Diane McWhorter

Diane McWhorter

Diane McWhorter, who grew up in Birmingham, Alabama, is a long-time contributor to The New York Times and writes for the Op-Ed page of USA Today. Her articles about race, politics, and culture have appeared in many national publications, including The Washington Post. Her first book, Carry Me Home: Birmingham, Alabama – The Climactic Battle of the Civil Rights Revolution (Simon & Schuster, 2001), won the Pulitzer Prize. A 2013 edition includes a new foreword by the author. She also wrote A Dream of Freedom, a young adult history of the civil rights movement (Scholastic, 2004). In 2013, The University of Alabama’s journalism department is awarding Ms. McWhorter the 2003 Clarence Cason Writing Award. She lives in New York City.

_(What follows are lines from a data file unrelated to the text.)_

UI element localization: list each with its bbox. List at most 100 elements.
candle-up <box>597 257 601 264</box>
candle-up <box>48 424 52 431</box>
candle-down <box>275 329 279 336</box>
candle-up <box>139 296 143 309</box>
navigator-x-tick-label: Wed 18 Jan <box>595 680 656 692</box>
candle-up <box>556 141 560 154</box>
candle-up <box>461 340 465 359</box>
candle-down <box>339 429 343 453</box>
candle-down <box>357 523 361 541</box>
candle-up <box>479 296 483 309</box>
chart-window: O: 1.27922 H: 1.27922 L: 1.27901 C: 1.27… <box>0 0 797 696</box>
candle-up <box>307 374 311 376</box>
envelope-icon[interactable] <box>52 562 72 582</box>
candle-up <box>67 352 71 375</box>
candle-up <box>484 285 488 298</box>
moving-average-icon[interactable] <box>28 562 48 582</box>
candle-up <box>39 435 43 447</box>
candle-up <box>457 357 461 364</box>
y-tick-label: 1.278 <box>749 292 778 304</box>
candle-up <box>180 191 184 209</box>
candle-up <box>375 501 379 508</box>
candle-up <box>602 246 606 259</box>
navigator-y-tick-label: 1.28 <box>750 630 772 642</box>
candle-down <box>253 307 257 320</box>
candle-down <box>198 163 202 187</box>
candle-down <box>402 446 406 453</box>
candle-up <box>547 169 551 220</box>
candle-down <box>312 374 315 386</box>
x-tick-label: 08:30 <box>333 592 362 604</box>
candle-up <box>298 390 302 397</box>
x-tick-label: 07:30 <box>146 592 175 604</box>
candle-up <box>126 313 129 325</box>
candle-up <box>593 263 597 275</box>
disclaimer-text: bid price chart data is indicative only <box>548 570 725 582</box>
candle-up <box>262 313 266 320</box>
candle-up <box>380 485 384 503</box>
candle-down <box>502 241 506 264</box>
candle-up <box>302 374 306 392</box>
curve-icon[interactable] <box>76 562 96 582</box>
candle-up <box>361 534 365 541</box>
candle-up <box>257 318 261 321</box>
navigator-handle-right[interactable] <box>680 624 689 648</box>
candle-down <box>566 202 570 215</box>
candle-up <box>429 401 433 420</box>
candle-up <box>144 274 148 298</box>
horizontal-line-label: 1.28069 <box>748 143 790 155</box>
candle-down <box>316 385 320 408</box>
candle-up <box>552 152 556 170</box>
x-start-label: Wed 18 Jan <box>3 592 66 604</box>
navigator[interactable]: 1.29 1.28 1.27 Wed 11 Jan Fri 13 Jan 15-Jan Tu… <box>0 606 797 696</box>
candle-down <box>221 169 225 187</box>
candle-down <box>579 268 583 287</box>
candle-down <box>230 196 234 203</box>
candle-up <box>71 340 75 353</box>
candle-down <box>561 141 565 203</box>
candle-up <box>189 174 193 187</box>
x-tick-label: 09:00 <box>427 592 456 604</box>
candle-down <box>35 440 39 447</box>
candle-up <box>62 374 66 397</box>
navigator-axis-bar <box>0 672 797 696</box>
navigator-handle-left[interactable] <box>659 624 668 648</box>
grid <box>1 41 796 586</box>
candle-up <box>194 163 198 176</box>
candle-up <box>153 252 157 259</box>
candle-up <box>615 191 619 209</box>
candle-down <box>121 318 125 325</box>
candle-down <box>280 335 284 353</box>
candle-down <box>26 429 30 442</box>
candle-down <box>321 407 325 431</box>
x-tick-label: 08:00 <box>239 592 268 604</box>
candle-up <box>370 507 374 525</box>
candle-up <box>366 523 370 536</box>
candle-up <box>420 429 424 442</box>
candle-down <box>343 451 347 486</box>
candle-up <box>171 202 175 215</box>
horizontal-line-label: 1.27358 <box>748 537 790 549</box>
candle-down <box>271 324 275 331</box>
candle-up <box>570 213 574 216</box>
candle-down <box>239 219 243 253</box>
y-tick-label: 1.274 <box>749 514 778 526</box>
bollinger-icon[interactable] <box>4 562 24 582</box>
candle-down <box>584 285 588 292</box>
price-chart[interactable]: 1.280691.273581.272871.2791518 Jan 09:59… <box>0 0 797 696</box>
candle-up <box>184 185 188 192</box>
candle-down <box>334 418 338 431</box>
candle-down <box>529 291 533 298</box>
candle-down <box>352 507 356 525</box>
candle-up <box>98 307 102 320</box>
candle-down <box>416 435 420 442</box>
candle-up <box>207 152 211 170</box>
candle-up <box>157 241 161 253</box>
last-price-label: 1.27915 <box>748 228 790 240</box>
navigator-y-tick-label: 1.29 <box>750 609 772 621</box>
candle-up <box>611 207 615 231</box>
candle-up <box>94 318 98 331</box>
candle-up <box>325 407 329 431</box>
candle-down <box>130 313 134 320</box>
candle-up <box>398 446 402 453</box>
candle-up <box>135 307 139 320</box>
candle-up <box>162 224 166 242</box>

Weeping clandestinely at To Kill a Mockingbird

Brooke Hill seniors, on whom we all had crushes, chauffeured us downtown to the Melba Theater for a sneak preview of the movie – the official premiere was taking place the following night. At the beginning of the show, we nodded appreciatively when Atticus Finch (Gregory Peck) told his daughter, “Don’t say nigger, Scout,” and we recognized Calpurnia, the family maid, as a dead ringer for the fussy black women of our own kitchens. But soon our minds balked at the racial world of Scout’s South Alabama. For the first time, we came face-to-face with the central racial preoccupation of the southern white psyche, the dynamics that justified and ennobled Our Way of Live: the rape of a white woman by a black man.